Ingredients per 1000g (1 kg) of meat
salt18 g3 tsp.
white pepper2.0 g1 tsp.
paprika2.0 g1 tsp.
nutmeg1.0 g½ tsp.
garlic3.5 g1 clove
cold water80 ml⅓ cup
  1. Grind meats and fat through 3/16” plate (5 mm). Refreeze and grind again.
  2. Mix ground meats and fat with all ingredients adding 80 ml (⅓ cup) of cold water.
  3. Stuff loosely into 50-60 mm fibrous casings forming 1 foot (30 cm) links.
  4. Poach in water at 176º F (80º C) until internal meat temperature reaches 160º F (72º C). This process will take about 60 minutes.

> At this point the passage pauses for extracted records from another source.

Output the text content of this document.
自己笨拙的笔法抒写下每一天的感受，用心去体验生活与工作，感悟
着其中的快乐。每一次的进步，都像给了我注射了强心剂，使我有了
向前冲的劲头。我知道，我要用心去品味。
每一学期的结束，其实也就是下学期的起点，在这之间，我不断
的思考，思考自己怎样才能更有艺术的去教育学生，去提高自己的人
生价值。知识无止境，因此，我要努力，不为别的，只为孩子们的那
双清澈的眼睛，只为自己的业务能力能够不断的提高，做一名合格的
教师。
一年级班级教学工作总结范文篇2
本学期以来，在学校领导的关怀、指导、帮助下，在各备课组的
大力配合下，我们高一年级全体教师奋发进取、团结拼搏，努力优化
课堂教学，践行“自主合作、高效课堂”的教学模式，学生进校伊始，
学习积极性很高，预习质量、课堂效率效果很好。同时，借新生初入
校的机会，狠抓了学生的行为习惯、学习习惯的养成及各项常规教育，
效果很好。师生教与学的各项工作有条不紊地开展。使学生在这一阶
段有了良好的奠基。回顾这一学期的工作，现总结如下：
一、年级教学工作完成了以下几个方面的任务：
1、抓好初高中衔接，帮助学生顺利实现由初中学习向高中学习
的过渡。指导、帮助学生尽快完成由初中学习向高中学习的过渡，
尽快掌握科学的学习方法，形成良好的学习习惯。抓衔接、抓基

  5. Place in cold water for 5 minutes.
  6. Keep in a refrigerator or freeze for later use.

The color of the sausage will be light gray. If a typical pink color is desired, add 2.5 g (½ tsp.) of Cure #1. After stuffinh hang for 1 hour at room temperature.

If meat can absorb more than 80 ml of water, add more. This will depend how much pork and beef (if any) will be used.